The new federal rules went into effect Aug. 11.

To view the policy changes, go to https://drive.google.com/file/d/1wItMo672CxZUKemcmE0yBUi18aPHFPvn/view

Foster resigns

Board member and former board president Kelly Foster submitted his resignation, explaining he is moving out of the district.

The board has 60 days to fill the position and will accept letters of interest from candidates, interview them and appoint one. (See related story.) Because Foster was up for election in April, the appointed person will need to run for election to retain the seat.

Public comments

Debbra Sweat told the board there will be a vigil at 7 p.m. Tuesday, Oct. 6 ,in front of the municipal building on Tanner Street in recognition of Domestic Violence Awareness Month.

Masks and social distancing will be required. The police department will block off the area of U.S. 136 just north of the municipal building in case of an overflow crowd.

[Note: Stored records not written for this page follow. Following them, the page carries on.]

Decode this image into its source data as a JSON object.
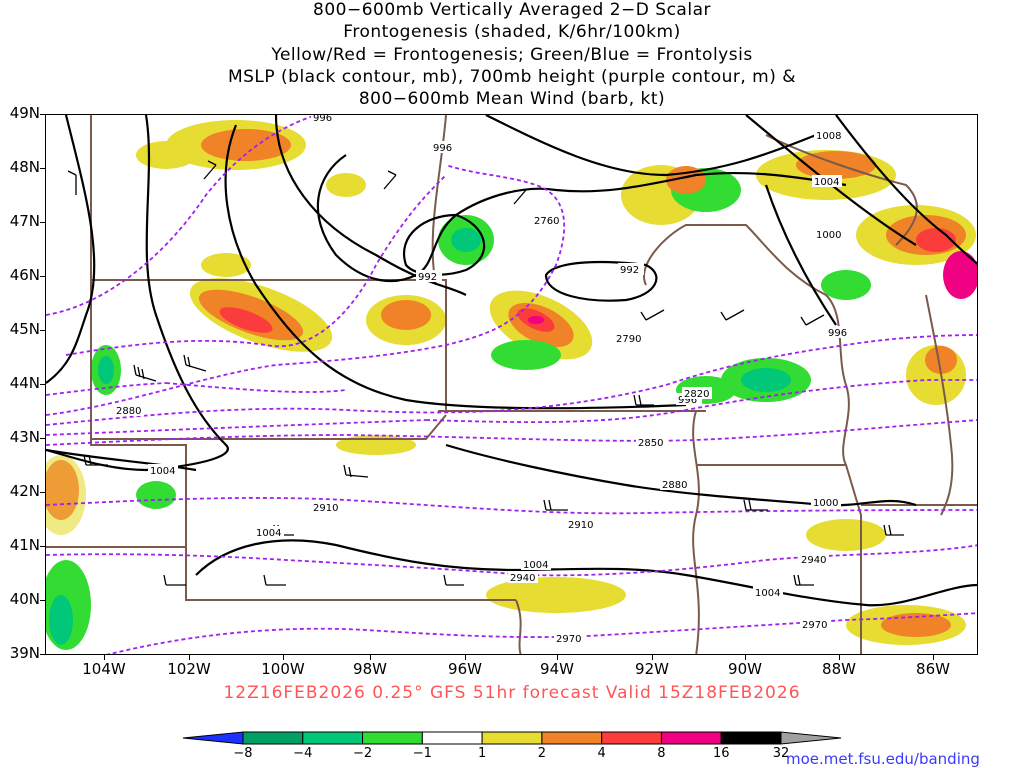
{
  "title": {
    "line1": "800−600mb Vertically Averaged 2−D Scalar",
    "line2": "Frontogenesis (shaded, K/6hr/100km)",
    "line3": "Yellow/Red = Frontogenesis;  Green/Blue = Frontolysis",
    "line4": "MSLP (black contour, mb), 700mb height (purple contour, m) &",
    "line5": "800−600mb Mean Wind (barb, kt)"
  },
  "axes": {
    "lat_labels": [
      "49N",
      "48N",
      "47N",
      "46N",
      "45N",
      "44N",
      "43N",
      "42N",
      "41N",
      "40N",
      "39N"
    ],
    "lon_labels": [
      "104W",
      "102W",
      "100W",
      "98W",
      "96W",
      "94W",
      "92W",
      "90W",
      "88W",
      "86W"
    ]
  },
  "contours": {
    "mslp_labels": [
      "996",
      "992",
      "992",
      "996",
      "1008",
      "1004",
      "1000",
      "996",
      "996",
      "1004",
      "1004",
      "1004",
      "1000",
      "1004"
    ],
    "height_labels": [
      "2760",
      "2790",
      "2820",
      "2850",
      "2880",
      "2880",
      "2910",
      "2910",
      "2940",
      "2940",
      "2970",
      "2970"
    ]
  },
  "valid_text": "12Z16FEB2026 0.25° GFS 51hr forecast Valid 15Z18FEB2026",
  "colorbar": {
    "labels": [
      "−8",
      "−4",
      "−2",
      "−1",
      "1",
      "2",
      "4",
      "8",
      "16",
      "32"
    ],
    "colors": [
      "#1e32ff",
      "#00a064",
      "#00c878",
      "#32dc32",
      "#ffffff",
      "#e6dc32",
      "#f08228",
      "#fa3c3c",
      "#f00082",
      "#000000",
      "#a0a0a0"
    ]
  },
  "credit": "moe.met.fsu.edu/banding"
}
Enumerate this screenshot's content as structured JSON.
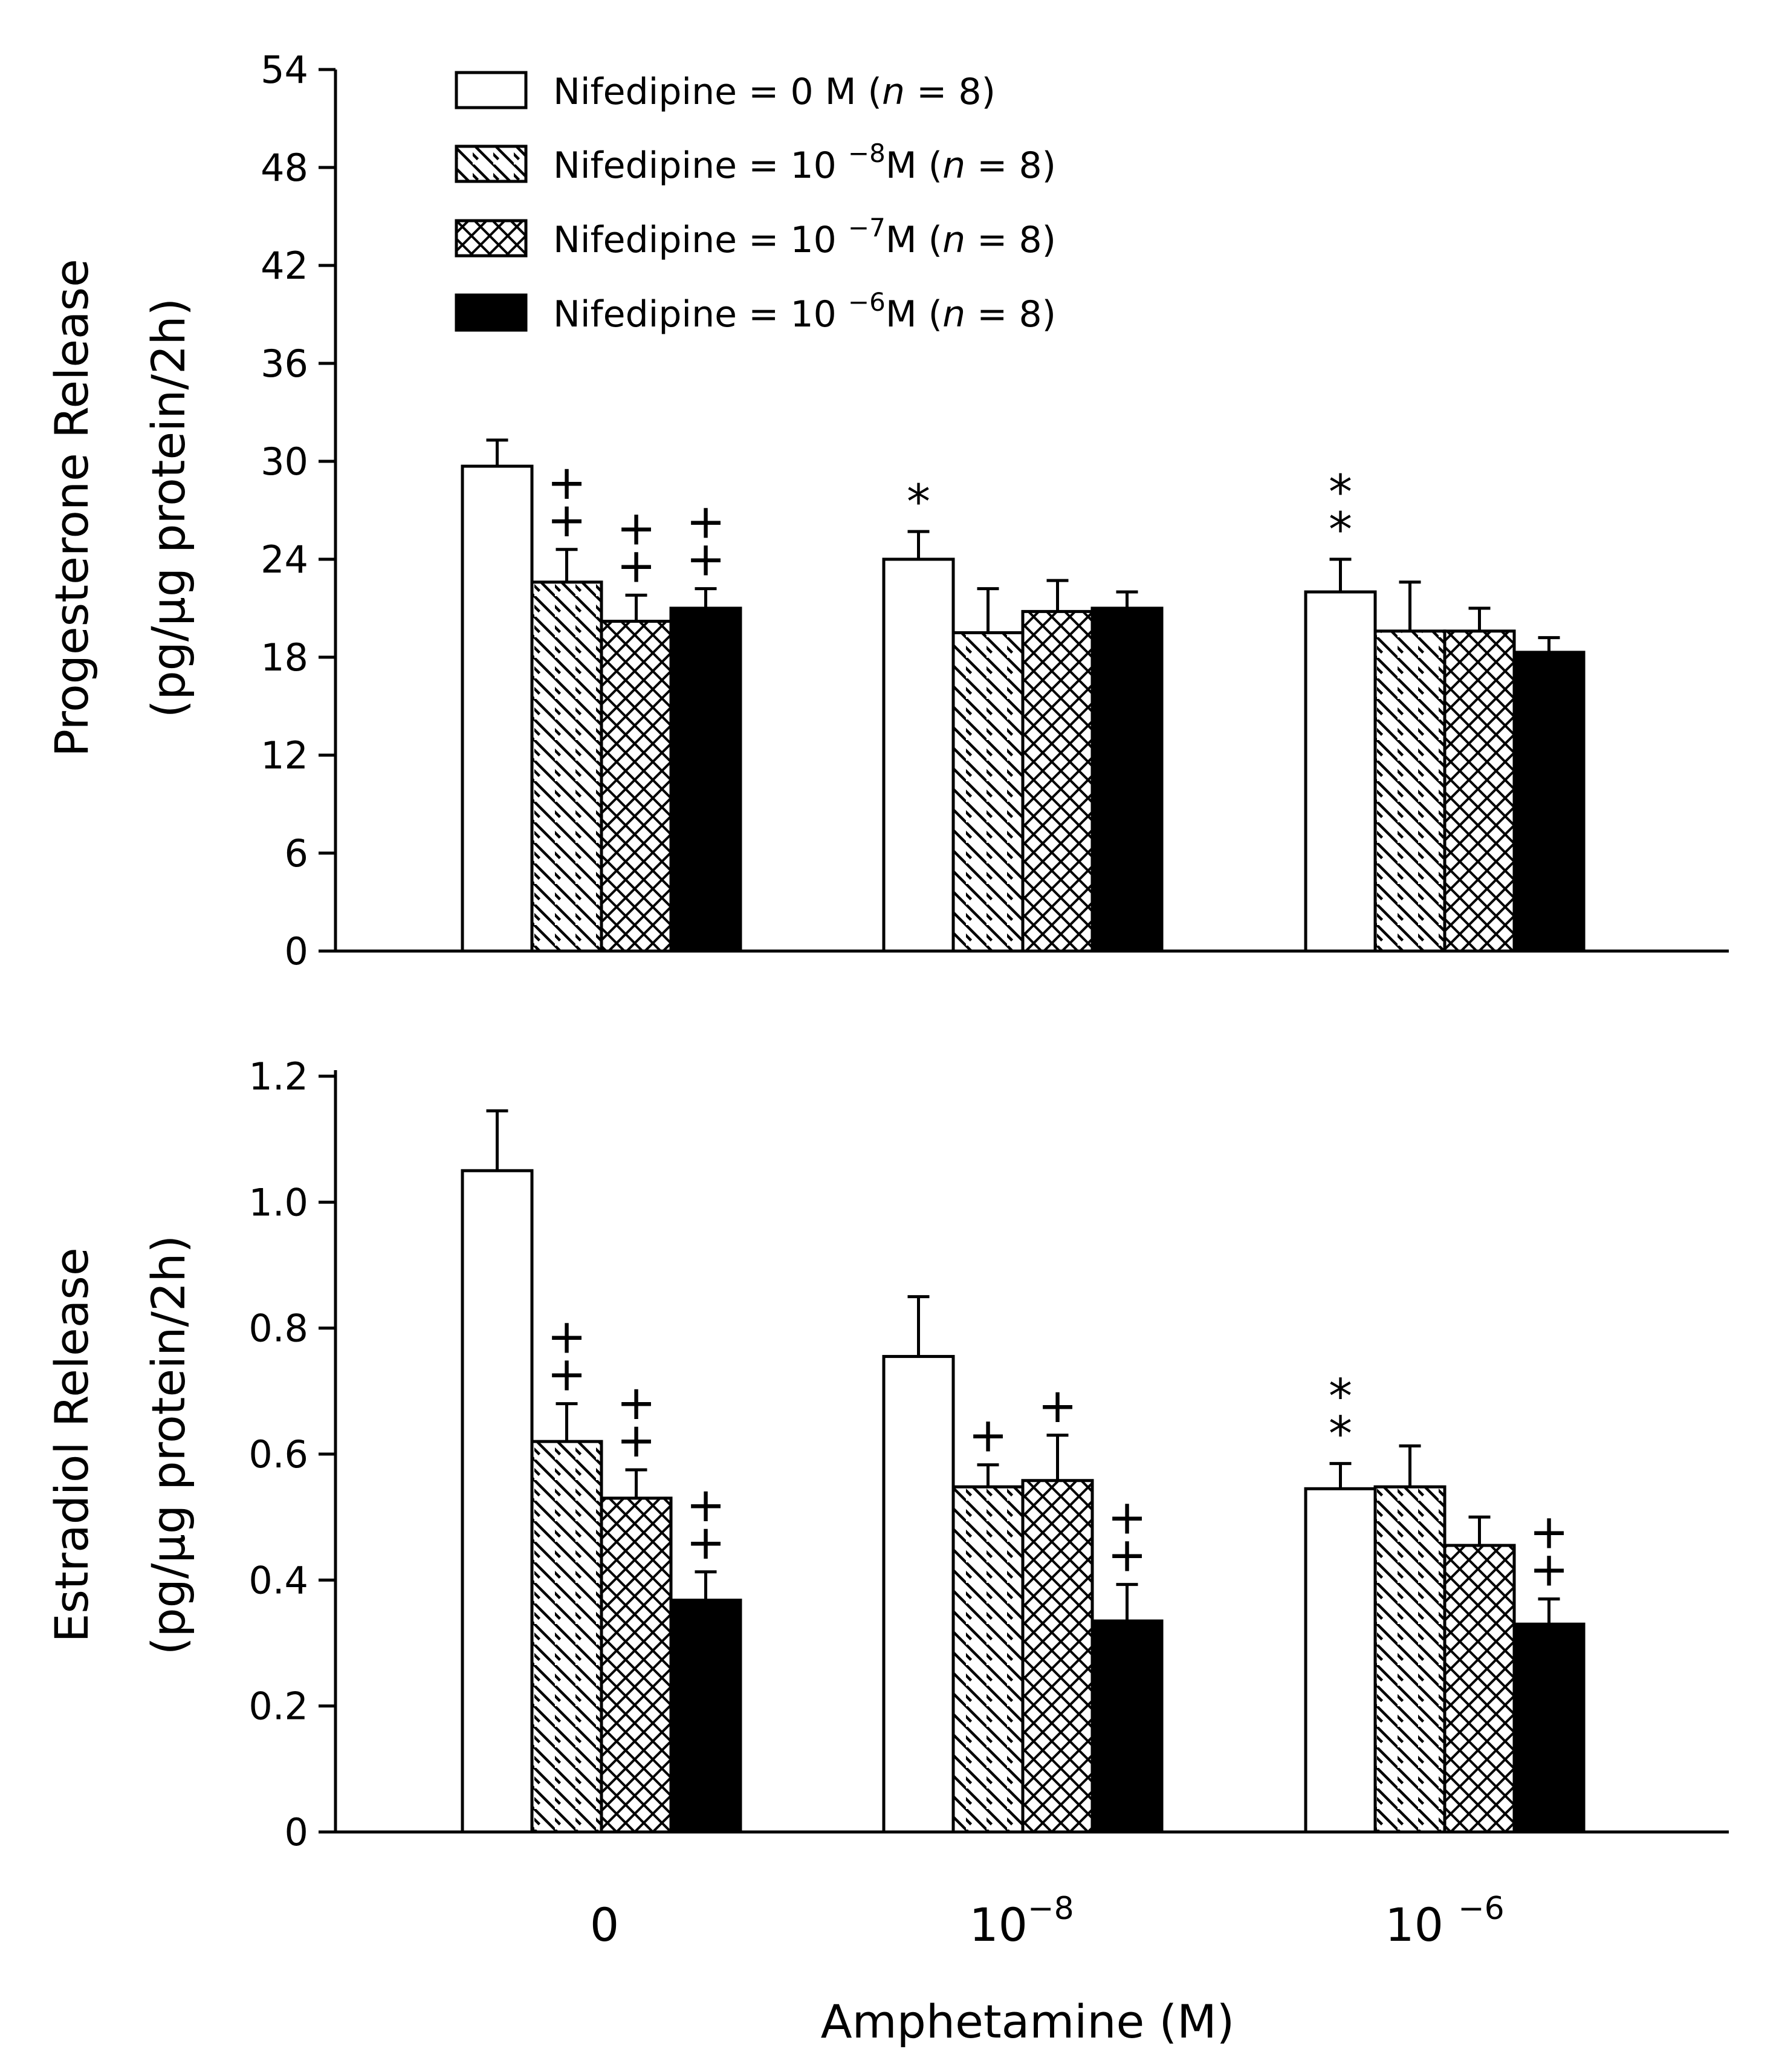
{
  "chart_data": {
    "type": "bar",
    "xlabel": "Amphetamine (M)",
    "categories": [
      {
        "base": "0",
        "exp": ""
      },
      {
        "base": "10",
        "exp": "−8"
      },
      {
        "base": "10 ",
        "exp": "−6"
      }
    ],
    "legend": [
      {
        "pre": "Nifedipine =   0 M (",
        "n": "n",
        "post": " = 8)",
        "sup": ""
      },
      {
        "pre": "Nifedipine = 10 ",
        "sup": "−8",
        "mid": "M (",
        "n": "n",
        "post": " = 8)"
      },
      {
        "pre": "Nifedipine = 10 ",
        "sup": "−7",
        "mid": "M (",
        "n": "n",
        "post": " = 8)"
      },
      {
        "pre": "Nifedipine = 10 ",
        "sup": "−6",
        "mid": "M (",
        "n": "n",
        "post": " = 8)"
      }
    ],
    "series_fill": [
      "white",
      "diagonal",
      "crosshatch",
      "black"
    ],
    "panels": [
      {
        "ylabel_line1": "Progesterone Release",
        "ylabel_line2": "(pg/μg protein/2h)",
        "ylim": [
          0,
          54
        ],
        "yticks": [
          0,
          6,
          12,
          18,
          24,
          30,
          36,
          42,
          48,
          54
        ],
        "tick_labels": [
          "0",
          "6",
          "12",
          "18",
          "24",
          "30",
          "36",
          "42",
          "48",
          "54"
        ],
        "series": [
          {
            "values": [
              29.7,
              24.0,
              22.0
            ],
            "errors": [
              1.6,
              1.7,
              2.0
            ]
          },
          {
            "values": [
              22.6,
              19.5,
              19.6
            ],
            "errors": [
              2.0,
              2.7,
              3.0
            ]
          },
          {
            "values": [
              20.2,
              20.8,
              19.6
            ],
            "errors": [
              1.6,
              1.9,
              1.4
            ]
          },
          {
            "values": [
              21.0,
              21.0,
              18.3
            ],
            "errors": [
              1.2,
              1.0,
              0.9
            ]
          }
        ],
        "annotations": [
          {
            "category": 0,
            "series": 1,
            "text": [
              "+",
              "+"
            ]
          },
          {
            "category": 0,
            "series": 2,
            "text": [
              "+",
              "+"
            ]
          },
          {
            "category": 0,
            "series": 3,
            "text": [
              "+",
              "+"
            ]
          },
          {
            "category": 1,
            "series": 0,
            "text": [
              "*"
            ]
          },
          {
            "category": 2,
            "series": 0,
            "text": [
              "*",
              "*"
            ]
          }
        ]
      },
      {
        "ylabel_line1": "Estradiol Release",
        "ylabel_line2": "(pg/μg protein/2h)",
        "ylim": [
          0,
          1.4
        ],
        "yticks": [
          0,
          0.2,
          0.4,
          0.6,
          0.8,
          1.0,
          1.2
        ],
        "tick_labels": [
          "0",
          "0.2",
          "0.4",
          "0.6",
          "0.8",
          "1.0",
          "1.2"
        ],
        "series": [
          {
            "values": [
              1.05,
              0.755,
              0.545
            ],
            "errors": [
              0.095,
              0.095,
              0.04
            ]
          },
          {
            "values": [
              0.62,
              0.548,
              0.548
            ],
            "errors": [
              0.06,
              0.035,
              0.065
            ]
          },
          {
            "values": [
              0.53,
              0.558,
              0.455
            ],
            "errors": [
              0.045,
              0.072,
              0.045
            ]
          },
          {
            "values": [
              0.368,
              0.335,
              0.33
            ],
            "errors": [
              0.045,
              0.058,
              0.04
            ]
          }
        ],
        "annotations": [
          {
            "category": 0,
            "series": 1,
            "text": [
              "+",
              "+"
            ]
          },
          {
            "category": 0,
            "series": 2,
            "text": [
              "+",
              "+"
            ]
          },
          {
            "category": 0,
            "series": 3,
            "text": [
              "+",
              "+"
            ]
          },
          {
            "category": 1,
            "series": 1,
            "text": [
              "+"
            ]
          },
          {
            "category": 1,
            "series": 2,
            "text": [
              "+"
            ]
          },
          {
            "category": 1,
            "series": 3,
            "text": [
              "+",
              "+"
            ]
          },
          {
            "category": 2,
            "series": 0,
            "text": [
              "*",
              "*"
            ]
          },
          {
            "category": 2,
            "series": 3,
            "text": [
              "+",
              "+"
            ]
          }
        ]
      }
    ]
  }
}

Equipment declared surplus

Two refrigerators and an oven were removed from Family and Consumer Science during a recent remodel. One of the refrigerators will be moved to Eagle Academy, an alternative school. Older Chromebooks will be issued to students needing devices for blended or fully remote learning.

Anti-racism statement

Board President Ann Reale said board members Janet Brotherton and Monica Hall have been working with Sweat, who is a Rantoul Reformed representative, and a parent to craft an anti-racism statement.

Student data privacy

The board also approved a policy as a result of a new law designed to protect student data privacy and security as technology tools for virtual instruction have been put into place.

Donations received

First Baptist Church donated $50 to the district in recognition of struggles with the pandemic, Amerio reported. And Waters Electric donated $1,000.